Times Books, 288 pp., $19.50
In Quick and Nimble, Bryant reveals what he has learned from interviewing more than 200 CEOs and other top business executives. The question he asked Tony Hsieh of Zappos, Karen May of Google, Ronald Shaich of Panera Bread, and others was "How can a company foster a quick and nimble culture—with the enviable qualities of many start-ups—even as it grows?"
The common message that emerged from those interviews is that leadership drives culture and culture drives innovation.
When leaders' actions are culture-focused, even a large organization looks like "a bunch of sole proprietorships." Priorities are packaged into a simple plan to make it easy for employees to remember, internalize, and act on. With consistent behavior and total transparency, leaders can keep employees focused on contributing to the organization's mission.
Readers will learn from Bryant's interviews that effective leaders meet regularly with their teams, ask good questions, and show they care. They have a consistent message. Not surprisingly, respect, integrity, humility, accountability, dependability, and openness are part of these leaders' cultures.
Without mincing words, Bryant acknowledges that these leaders are strong and tough—ousting bad behavior as needed. They act as "shock absorbers" and keep good news and bad in perspective. They offer optimistic, constructive feedback. They help employees understand how to work effectively together.
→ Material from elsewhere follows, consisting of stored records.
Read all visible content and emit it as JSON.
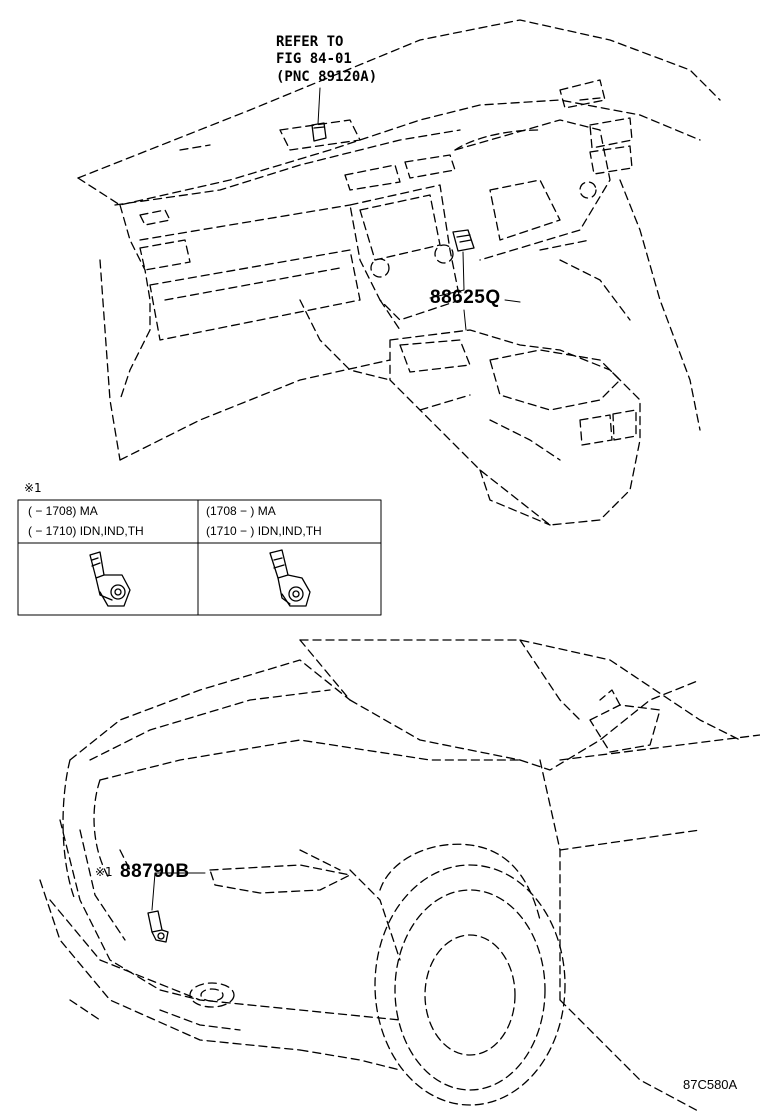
{
  "refer": {
    "line1": "REFER TO",
    "line2": "FIG 84-01",
    "line3": "(PNC 89120A)"
  },
  "callouts": {
    "upper_part": "88625Q",
    "lower_part": "88790B",
    "lower_note_mark": "※1"
  },
  "variant_table": {
    "note_mark": "※1",
    "left": {
      "row1": "(    − 1708) MA",
      "row2": "(    − 1710) IDN,IND,TH"
    },
    "right": {
      "row1": "(1708 −     ) MA",
      "row2": "(1710 −     ) IDN,IND,TH"
    }
  },
  "figure_code": "87C580A"
}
Meetings with top leaders at the helm are smarter and to the point. A sense of urgency is apparent. People feel good about their contributions, but also know that mistakes are acceptable. In this intentionally constructed culture, employees become motivated learners, speak frankly and openly, share new ideas, possess the right priorities, and bring their best selves to a team where everyone pulls in the right direction.
Quick and Nimble offers idea after idea on how to create a culture of innovation. It is full of workable ways to nurture critical thinking and create the chaos needed for innovation to thrive. The author's dedicated research proves that leaders who intentionally make culture a key element of their strategy pave the way for organizational success.
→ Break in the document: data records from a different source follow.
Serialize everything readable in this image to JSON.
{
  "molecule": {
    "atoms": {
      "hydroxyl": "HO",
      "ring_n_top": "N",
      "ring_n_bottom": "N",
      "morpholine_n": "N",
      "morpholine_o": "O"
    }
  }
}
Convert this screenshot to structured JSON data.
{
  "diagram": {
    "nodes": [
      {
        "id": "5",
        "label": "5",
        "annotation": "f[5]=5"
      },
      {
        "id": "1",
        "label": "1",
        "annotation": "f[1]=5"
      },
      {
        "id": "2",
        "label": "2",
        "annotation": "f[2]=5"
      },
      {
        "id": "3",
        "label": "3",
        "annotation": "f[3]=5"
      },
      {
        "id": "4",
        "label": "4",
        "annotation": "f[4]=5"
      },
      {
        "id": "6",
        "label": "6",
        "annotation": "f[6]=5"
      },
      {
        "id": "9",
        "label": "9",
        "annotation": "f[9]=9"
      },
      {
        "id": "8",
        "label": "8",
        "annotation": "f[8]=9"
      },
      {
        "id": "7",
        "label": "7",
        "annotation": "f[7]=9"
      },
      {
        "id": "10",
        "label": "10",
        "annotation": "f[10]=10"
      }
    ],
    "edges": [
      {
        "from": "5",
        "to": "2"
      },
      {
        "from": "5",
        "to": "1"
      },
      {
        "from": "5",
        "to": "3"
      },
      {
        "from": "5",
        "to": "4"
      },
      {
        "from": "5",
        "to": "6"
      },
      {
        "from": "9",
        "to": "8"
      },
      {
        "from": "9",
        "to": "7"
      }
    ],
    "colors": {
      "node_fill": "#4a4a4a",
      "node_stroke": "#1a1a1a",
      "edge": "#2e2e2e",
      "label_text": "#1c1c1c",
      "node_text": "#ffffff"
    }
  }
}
Strategic Talent Development: Develop and Engage All Your People for Business Success
Kogan Page, 244 pp., $39.95
Now that the traditional hierarchy of management has been dismantled, we need to know how to engage employees in the new organizational structure. Caplan, an international HR consultant, takes readers through the process of designing and implementing a talent strategy across an entire organization. Readers will learn how to develop a pipeline of future leaders, and cultivate collaboration, innovation, rapid responses, and flexibility—resulting in a more agile business. Ultimately, this book is about recognizing individual talent and harnessing it to give businesses a competitive advantage.
Choosing Change: How Leaders and Organizations Drive Results One Person at a Time
McGraw-Hill, 238 pp., $30
It was only a matter of time before neuroscience found its way into change management. In a book about being deliberate and strategic about organizational change, McFarland and Goldsworthy apply the latest research in psychology, neuroscience, and executive development to change management. After starting with ways to develop individual change-readiness, the authors then delve into organizational change theory. Their five principles make it easy to integrate change into your organization's DNA. The foundational knowledge in this book is critical for those who hope to successfully lead their organizations into the future.
Joy, Inc.: How We Built a Workplace People Love
Penguin Group, 270 pp., $27.95
Can you imagine if your company's culture was so exotic that it attracted visitors? That's the case at Menlo Innovations, a small software company in Ann Arbor, Michigan. The CEO and "chief storyteller," Rich Sheridan, implemented a radically different culture at Menlo after spending most of his career in workplaces where employees spent long hours and often produced low-quality results. Although most of the ideas at Menlo are unconventional (such as pairing workers two to a computer, allowing babies, and encouraging noise), they actually work. This book is the fascinating story of how Sheridan and Menlo built a corporate culture that supports sustainable growth.
What's on M. David Merrill's Bookshelf?
The Book of Mormon. This book is the foundation for my faith in Jesus Christ and my membership in The Church of Jesus Christ of Latter Day Saints.
The Conditions of Learning by Robert Gagne. This book, which I first read in 1964 as a manuscript, formed the direction for my thinking in my career.
Gödel, Escher, Bach: An Eternal Golden Braid by Douglas Hofstadter. This book represents my interest in a wide range of subjects and my love of reading.